The Blackhole Galaxy is a rack scale reference design that combines 32 Blackhole accelerators in a 4 by 8 mesh. Tenstorrent reports the Galaxy as delivering around 23.8 petaFLOPS of FP8 throughput and 11.9 petaFLOPS of FP16 throughput, with 1 TB of pooled memory and an aggregate 16 TB per second of memory bandwidth. Because each Blackhole chip carries its own Ethernet endpoints, the Galaxy can also be configured as a flexible AI switch with up to 11.2 TB per second of aggregate switching bandwidth, in addition to or instead of running as a single coherent compute domain.

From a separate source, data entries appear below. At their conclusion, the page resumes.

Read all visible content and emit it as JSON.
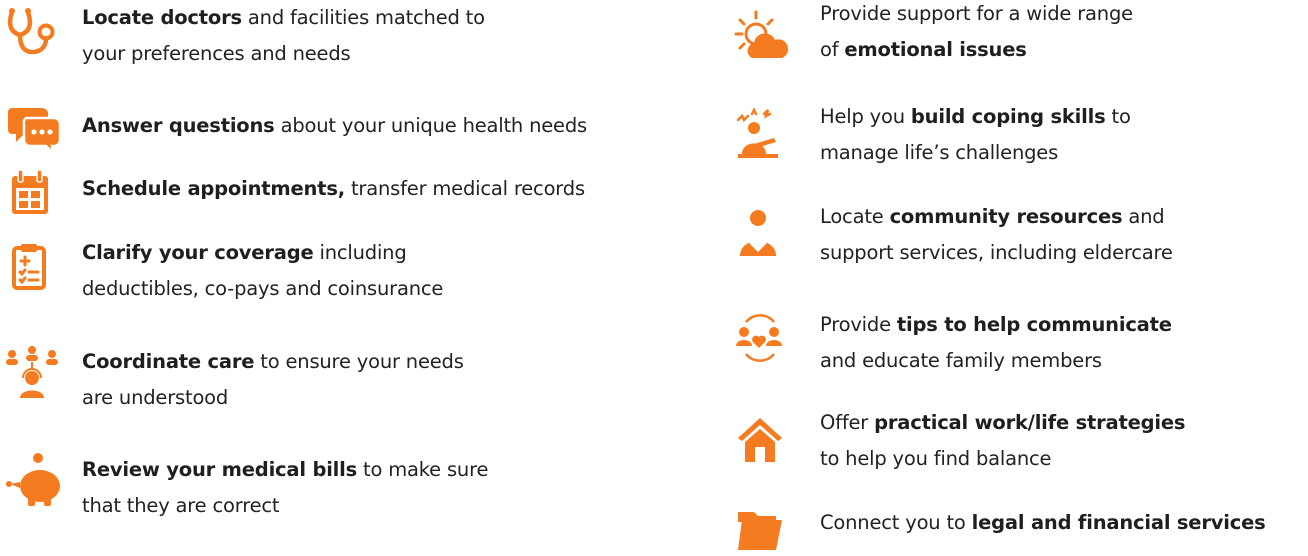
{
  "accent_color": "#f47b20",
  "left_column": [
    {
      "icon": "stethoscope-icon",
      "lines": [
        [
          {
            "b": "Locate doctors"
          },
          {
            "t": " and facilities matched to"
          }
        ],
        [
          {
            "t": "your preferences and needs"
          }
        ]
      ]
    },
    {
      "icon": "chat-bubbles-icon",
      "lines": [
        [
          {
            "b": "Answer questions"
          },
          {
            "t": " about your unique health needs"
          }
        ]
      ]
    },
    {
      "icon": "calendar-icon",
      "lines": [
        [
          {
            "b": "Schedule appointments,"
          },
          {
            "t": " transfer medical records"
          }
        ]
      ]
    },
    {
      "icon": "clipboard-icon",
      "lines": [
        [
          {
            "b": "Clarify your coverage"
          },
          {
            "t": " including"
          }
        ],
        [
          {
            "t": "deductibles, co-pays and coinsurance"
          }
        ]
      ]
    },
    {
      "icon": "care-team-icon",
      "lines": [
        [
          {
            "b": "Coordinate care"
          },
          {
            "t": " to ensure your needs"
          }
        ],
        [
          {
            "t": "are understood"
          }
        ]
      ]
    },
    {
      "icon": "piggy-bank-icon",
      "lines": [
        [
          {
            "b": "Review your medical bills"
          },
          {
            "t": " to make sure"
          }
        ],
        [
          {
            "t": "that they are correct"
          }
        ]
      ]
    }
  ],
  "right_column": [
    {
      "icon": "sun-cloud-icon",
      "lines": [
        [
          {
            "t": "Provide support for a wide range"
          }
        ],
        [
          {
            "t": "of "
          },
          {
            "b": "emotional issues"
          }
        ]
      ]
    },
    {
      "icon": "stressed-person-icon",
      "lines": [
        [
          {
            "t": "Help you "
          },
          {
            "b": "build coping skills"
          },
          {
            "t": " to"
          }
        ],
        [
          {
            "t": "manage life’s challenges"
          }
        ]
      ]
    },
    {
      "icon": "person-heart-icon",
      "lines": [
        [
          {
            "t": "Locate "
          },
          {
            "b": "community resources"
          },
          {
            "t": " and"
          }
        ],
        [
          {
            "t": "support services, including eldercare"
          }
        ]
      ]
    },
    {
      "icon": "family-heart-icon",
      "lines": [
        [
          {
            "t": "Provide "
          },
          {
            "b": "tips to help communicate"
          }
        ],
        [
          {
            "t": "and educate family members"
          }
        ]
      ]
    },
    {
      "icon": "house-icon",
      "lines": [
        [
          {
            "t": "Offer "
          },
          {
            "b": "practical work/life strategies"
          }
        ],
        [
          {
            "t": "to help you find balance"
          }
        ]
      ]
    },
    {
      "icon": "folder-icon",
      "lines": [
        [
          {
            "t": "Connect you to "
          },
          {
            "b": "legal and financial services"
          }
        ]
      ]
    }
  ]
}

Blackhole has been received with substantial interest from the open source and hobbyist AI communities, due primarily to the combination of 32 GB of memory at a sub 1,500 US dollar price point and a fully open software stack. Reviews from outlets including The Register and Hardware Corner have highlighted that the cards are practical for running local large language models that would not fit on typical consumer GPUs, with the trade off that performance is highly model dependent and operator coverage in TT-NN is still maturing.
Coverage of the firmware reduction from 140 to 120 cores has been more critical, with several outlets describing the move as unusual for the PC accelerator market and questioning the precedent of disabling already paid for hardware via a mandatory update. Tenstorrent's response has been that the long term performance impact is on the order of one to two percent and that the change is required for sustained reliability across the install base.

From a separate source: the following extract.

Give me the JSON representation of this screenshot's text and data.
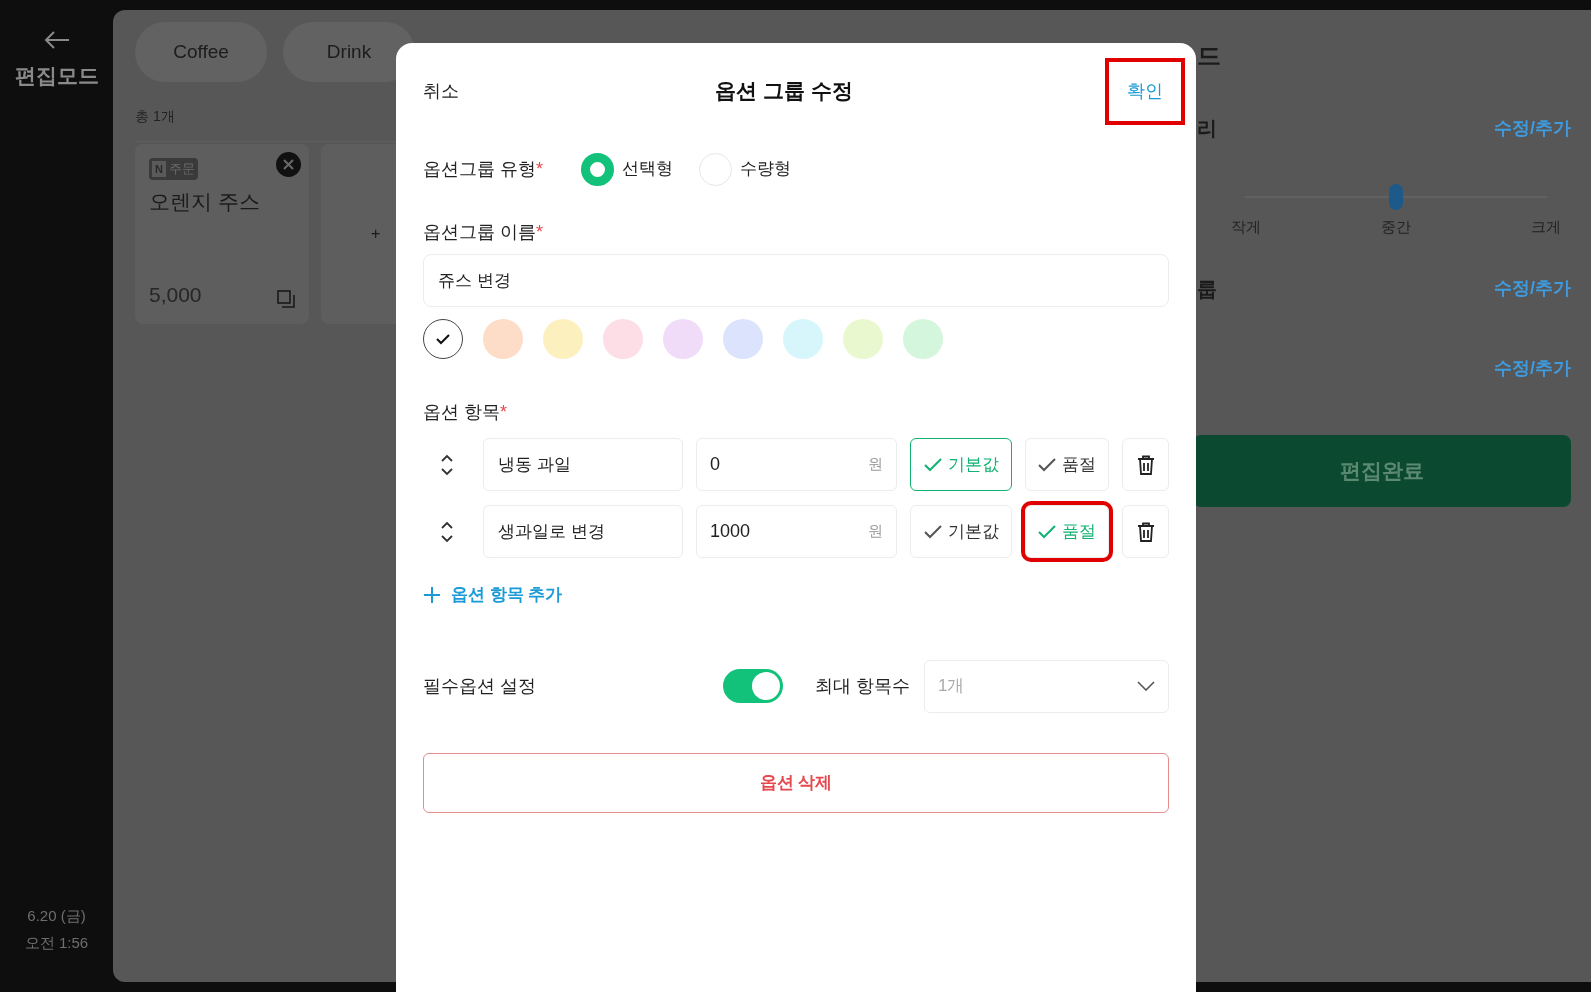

From an architectural standpoint, Blackhole is widely considered the most ambitious shipping example of the all RISC-V AI accelerator concept. Academic microbenchmark studies, including a 2025 paper titled Dissecting the Tenstorrent Blackhole Architecture via Microbenchmarking, have used the chip as a vehicle for characterizing exposed Network on Chip programming models and scratchpad based AI compute. The choice of GDDR6 over HBM, the use of standard Ethernet for scaling, and the full open hardware and software release have all been cited in broader discussions of how the AI accelerator industry might evolve beyond proprietary stacks.

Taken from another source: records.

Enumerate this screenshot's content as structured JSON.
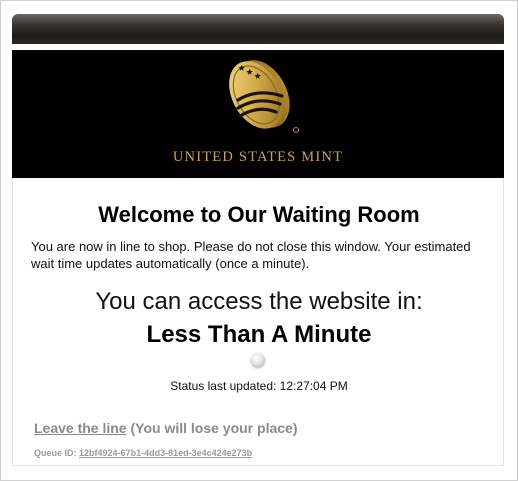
{
  "header": {
    "brand": "UNITED STATES MINT",
    "logo_icon": "us-mint-coin-logo"
  },
  "main": {
    "title": "Welcome to Our Waiting Room",
    "intro": "You are now in line to shop. Please do not close this window. Your estimated wait time updates automatically (once a minute).",
    "access_text": "You can access the website in:",
    "wait_time": "Less Than A Minute",
    "spinner_icon": "loading-spinner-icon",
    "status_updated": "Status last updated: 12:27:04 PM"
  },
  "footer": {
    "leave_link": "Leave the line",
    "leave_note": "(You will lose your place)",
    "queue_label": "Queue ID:",
    "queue_id": "12bf4924-67b1-4dd3-81ed-3e4c424e273b"
  },
  "colors": {
    "header_bg": "#000000",
    "brand_gold": "#c9a54a",
    "link_gray": "#8a8a8a"
  }
}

Whether Blackhole succeeds commercially against entrenched competitors remains open as of early 2026. Tenstorrent does not publish unit shipment figures and is not believed to have penetrated the hyperscale training market that Nvidia dominates. The company's near term focus appears to be on enterprise inference, embedded AI for automotive and industrial customers, and licensing of its IP for AI chips integrated into other companies' systems on chip.